Riccardo Sabbatini
Che faranno le banche, andranno dritte per la loro strada o, alla fine, daranno ai Ligresti un ultimo lasciapassare?
La decisione della famiglia di controllo del gruppo Fonsai di non accettare la rinuncia alla manleva ed al recesso chiesti dalla Consob per autorizzare (senza Opa) il matrimonio Unipol-Fonsai, ha gettato nuove incertezze sul progetto di integrazione. A poche ore dalle riunioni decisive (lunedì) dei Cda di Fonsai e Milano Assicurazioni, anticipate oggi da quello di Premafin, e dall’assemblea di Premafin (in programma per martedì) per approvare il bilancio e l’aumento di capitale da (400 milioni) riservato a Bologna, ombre sempre più scure si proiettano sul piano di integrazione. E l’attenzione torna a rivolgersi all’Isvap che potrebbe, in caso di fallimento, decidere il commissariamento di Fonsai.
L’ultimo azzardo dei Ligresti si fonda sulla scommessa che, alla fine, le banche creditrici di Premafin (per circa 370 miliardi) per non perdere i loro soldi eviteranno di far fallire la holding di Fonsai, e accetteranno di esaminare il piano alternativo di Sator e Palladio, più favorevole alla famiglia. Ma non sembra essere questa l’intenzione dei creditori che anche ieri hanno ribadito di voler chiudere definitivamente i conti con i Ligresti.
Se i cda delle società interessate daranno il via libera al progetto con Bologna, le banche firmeranno la ristrutturazione dei debiti di Premafin condizionandola tuttavia al successivo via libera degli azionisti. In quel caso l’assemblea di martedì rimarrà aperta per il tempo necessario per formalizzare gli impegni degli istituti. Ma con un “no” dei Ligresti, che controllano l’assemblea, il percorso prannunciato dalle banche sarebbe diverso. Senza ristrutturazione dei debiti l’assemblea non potrà approvare il bilancio per mancanza del requisito di continuità aziendale. La parola spetterà a quel punto al tribunale che decretando l’insolvenza attribuirà fin da subito ai creditori (le banche) i diritti di voto sulla società. Seguirebbe l’escussione dei pegni sulle azioni Fonsai poste a garanzia dei crediti. E, divenute azioniste del gruppo assicurativo le banche potrebbero riformulare su basi nuove il progetto di integrazione con Bologna. Fin qui i propositi della vigilia.

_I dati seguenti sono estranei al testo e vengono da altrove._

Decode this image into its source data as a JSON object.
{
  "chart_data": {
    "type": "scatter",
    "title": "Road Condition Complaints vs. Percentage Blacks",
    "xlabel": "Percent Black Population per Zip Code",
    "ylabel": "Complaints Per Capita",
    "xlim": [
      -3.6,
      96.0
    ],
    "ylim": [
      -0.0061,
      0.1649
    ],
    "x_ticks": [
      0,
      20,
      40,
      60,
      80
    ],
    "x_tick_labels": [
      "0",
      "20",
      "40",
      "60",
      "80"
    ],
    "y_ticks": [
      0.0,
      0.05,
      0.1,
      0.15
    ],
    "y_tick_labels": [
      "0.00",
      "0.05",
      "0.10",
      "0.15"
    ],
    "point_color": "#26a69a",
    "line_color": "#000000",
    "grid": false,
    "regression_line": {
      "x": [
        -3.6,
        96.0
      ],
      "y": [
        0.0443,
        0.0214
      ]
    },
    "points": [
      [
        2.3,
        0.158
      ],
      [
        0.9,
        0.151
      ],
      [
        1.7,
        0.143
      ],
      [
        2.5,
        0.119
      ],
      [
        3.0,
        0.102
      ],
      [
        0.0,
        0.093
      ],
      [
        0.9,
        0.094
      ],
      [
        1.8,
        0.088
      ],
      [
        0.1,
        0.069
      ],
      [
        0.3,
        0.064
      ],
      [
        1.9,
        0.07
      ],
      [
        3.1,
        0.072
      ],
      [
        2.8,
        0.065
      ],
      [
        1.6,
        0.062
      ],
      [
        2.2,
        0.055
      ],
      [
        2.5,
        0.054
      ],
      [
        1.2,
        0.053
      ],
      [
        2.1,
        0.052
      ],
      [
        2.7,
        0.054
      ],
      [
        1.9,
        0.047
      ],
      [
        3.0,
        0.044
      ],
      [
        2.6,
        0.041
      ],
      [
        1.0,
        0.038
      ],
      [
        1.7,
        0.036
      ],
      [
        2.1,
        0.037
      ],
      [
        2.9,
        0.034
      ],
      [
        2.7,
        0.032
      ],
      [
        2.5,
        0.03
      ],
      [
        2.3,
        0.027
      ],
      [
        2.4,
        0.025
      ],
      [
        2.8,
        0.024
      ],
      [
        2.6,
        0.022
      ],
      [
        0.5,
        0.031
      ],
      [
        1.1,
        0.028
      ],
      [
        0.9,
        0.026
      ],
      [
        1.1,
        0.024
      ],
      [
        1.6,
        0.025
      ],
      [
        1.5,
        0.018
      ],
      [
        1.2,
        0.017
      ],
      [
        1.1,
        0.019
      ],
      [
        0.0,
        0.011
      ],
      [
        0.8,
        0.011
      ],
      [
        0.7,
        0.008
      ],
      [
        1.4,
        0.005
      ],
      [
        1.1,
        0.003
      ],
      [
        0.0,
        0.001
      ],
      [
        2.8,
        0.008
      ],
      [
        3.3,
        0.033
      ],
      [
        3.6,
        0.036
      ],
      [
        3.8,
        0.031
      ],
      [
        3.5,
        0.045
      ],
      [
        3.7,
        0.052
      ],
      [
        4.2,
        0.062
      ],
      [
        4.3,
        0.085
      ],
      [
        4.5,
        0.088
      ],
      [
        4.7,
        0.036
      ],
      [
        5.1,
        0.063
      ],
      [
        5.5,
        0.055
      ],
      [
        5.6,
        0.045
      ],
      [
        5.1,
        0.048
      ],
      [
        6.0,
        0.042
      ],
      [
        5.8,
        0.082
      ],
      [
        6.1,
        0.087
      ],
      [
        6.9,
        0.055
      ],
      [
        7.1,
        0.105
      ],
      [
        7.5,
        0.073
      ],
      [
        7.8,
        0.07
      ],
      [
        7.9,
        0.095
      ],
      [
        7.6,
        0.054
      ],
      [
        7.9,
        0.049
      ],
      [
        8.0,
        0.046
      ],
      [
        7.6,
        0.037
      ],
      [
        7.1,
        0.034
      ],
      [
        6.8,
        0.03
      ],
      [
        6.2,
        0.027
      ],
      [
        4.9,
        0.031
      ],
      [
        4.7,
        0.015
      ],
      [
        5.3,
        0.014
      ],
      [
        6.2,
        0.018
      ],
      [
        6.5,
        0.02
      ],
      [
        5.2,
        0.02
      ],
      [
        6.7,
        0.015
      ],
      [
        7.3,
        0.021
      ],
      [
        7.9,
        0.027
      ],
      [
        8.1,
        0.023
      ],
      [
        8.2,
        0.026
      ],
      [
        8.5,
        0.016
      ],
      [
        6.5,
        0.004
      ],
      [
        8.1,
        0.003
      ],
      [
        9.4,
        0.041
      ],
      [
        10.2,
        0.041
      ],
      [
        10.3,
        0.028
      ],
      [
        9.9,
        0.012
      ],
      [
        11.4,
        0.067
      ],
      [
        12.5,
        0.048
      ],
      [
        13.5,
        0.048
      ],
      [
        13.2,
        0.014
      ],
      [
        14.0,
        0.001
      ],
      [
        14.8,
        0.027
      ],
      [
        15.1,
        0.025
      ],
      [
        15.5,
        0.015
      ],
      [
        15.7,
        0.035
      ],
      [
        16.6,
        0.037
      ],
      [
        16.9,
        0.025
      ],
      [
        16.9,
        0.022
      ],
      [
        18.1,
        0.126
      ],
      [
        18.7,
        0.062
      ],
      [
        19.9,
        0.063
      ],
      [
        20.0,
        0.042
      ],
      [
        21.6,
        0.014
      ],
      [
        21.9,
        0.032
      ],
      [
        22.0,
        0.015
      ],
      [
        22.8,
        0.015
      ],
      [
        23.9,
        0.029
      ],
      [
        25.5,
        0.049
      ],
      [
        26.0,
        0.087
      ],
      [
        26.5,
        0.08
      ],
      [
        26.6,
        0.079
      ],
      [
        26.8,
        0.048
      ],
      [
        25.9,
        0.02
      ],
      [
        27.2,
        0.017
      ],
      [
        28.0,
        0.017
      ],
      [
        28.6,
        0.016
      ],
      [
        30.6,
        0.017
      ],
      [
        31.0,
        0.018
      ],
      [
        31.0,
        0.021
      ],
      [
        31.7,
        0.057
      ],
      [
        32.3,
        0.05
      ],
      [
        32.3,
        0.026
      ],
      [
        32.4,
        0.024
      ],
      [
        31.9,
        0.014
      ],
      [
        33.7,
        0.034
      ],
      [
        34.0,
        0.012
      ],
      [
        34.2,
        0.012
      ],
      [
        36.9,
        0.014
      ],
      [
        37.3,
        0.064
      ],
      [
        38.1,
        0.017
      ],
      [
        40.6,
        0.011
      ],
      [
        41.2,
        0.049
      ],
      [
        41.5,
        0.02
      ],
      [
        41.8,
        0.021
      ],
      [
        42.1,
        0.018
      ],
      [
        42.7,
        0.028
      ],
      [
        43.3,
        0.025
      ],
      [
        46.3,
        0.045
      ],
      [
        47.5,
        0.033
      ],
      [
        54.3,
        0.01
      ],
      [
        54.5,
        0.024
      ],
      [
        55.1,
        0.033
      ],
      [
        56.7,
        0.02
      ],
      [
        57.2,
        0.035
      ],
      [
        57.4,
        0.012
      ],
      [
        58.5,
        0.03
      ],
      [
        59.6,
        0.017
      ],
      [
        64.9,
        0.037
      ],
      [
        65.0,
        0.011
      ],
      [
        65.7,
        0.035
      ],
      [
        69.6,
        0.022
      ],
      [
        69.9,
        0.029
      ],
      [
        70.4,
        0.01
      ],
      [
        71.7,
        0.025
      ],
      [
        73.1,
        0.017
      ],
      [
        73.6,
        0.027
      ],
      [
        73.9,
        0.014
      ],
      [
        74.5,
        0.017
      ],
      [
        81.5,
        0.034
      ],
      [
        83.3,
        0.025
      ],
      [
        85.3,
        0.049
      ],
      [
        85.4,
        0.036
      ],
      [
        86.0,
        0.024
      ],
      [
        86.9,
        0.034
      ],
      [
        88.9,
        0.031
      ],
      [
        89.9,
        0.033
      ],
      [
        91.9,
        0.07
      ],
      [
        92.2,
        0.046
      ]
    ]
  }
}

Ma in caso di fallimento del piano originario nell’immediato la parola tornerà al regulator assicurativo. L’Isvap ha tre istruttorie aperte. La prima che dovrebbe varcare il traguardo entro 10 giorni, è quella avviata su denuncia del collegio sindacale per «gravi irregolarità nella gestione» compiute da «soggetti con funzioni di amministrazione (art.238 del codice delle assicurazioni, il Tua), relativa in particolare alle operazioni immobiliari dei Ligresti. Ma soprattutto vi sono le pratiche per colmare le carenze del margine di solvibilità per Fonsai (art.227) e per la sua controllante Premafin (art.228). Queste sono state formalizzate alle società il 10 gennaio scorso e, per risolvere il “buco”, è intervenuto a fine gennaio il progetto di integrazione Unipol-Premafin, finalizzato com’è noto a recuperare in capo a Fonsai un rapporto del 120% del solvency ratio.
Lo scrutinio dell’Isvap, in questo caso, dovrebbe concludersi entro la fine di giugno ma già per martedì prossimo – ha intimato nei giorni scorsi l’authority – le società debbono prendere decisioni irrevocabili sui concambi finali. Se l’operazione fallisse, l’authority non avrebbe altra strada che quella del commissariamento che può avere una durata di due mesi (art.230 del Tua) o assumere i connotati di una vera e propria amministrazione straordinaria (art.231) con lo scioglimento degli organi sociali. Sono soluzioni estreme che hanno molte incognite per un gruppo assicurativo grande come Fonsai (8 milioni di clienti). L’operatività del business assicurativo, oggi sotto controllo anche per la determinazione della rete agenziale, potrebbe esserne compromessa. Con una società commissariata sarebbe difficile evitare il fuggi-fuggi tra la clientela. Ecco perchè l’Isvap esita e certamente anche l’opzione Sator-Palladio potrebbe essere presa in considerazione o anche altre che le banche dovessero riformulare in un eventuale scenario del “dopo-Ligresti”.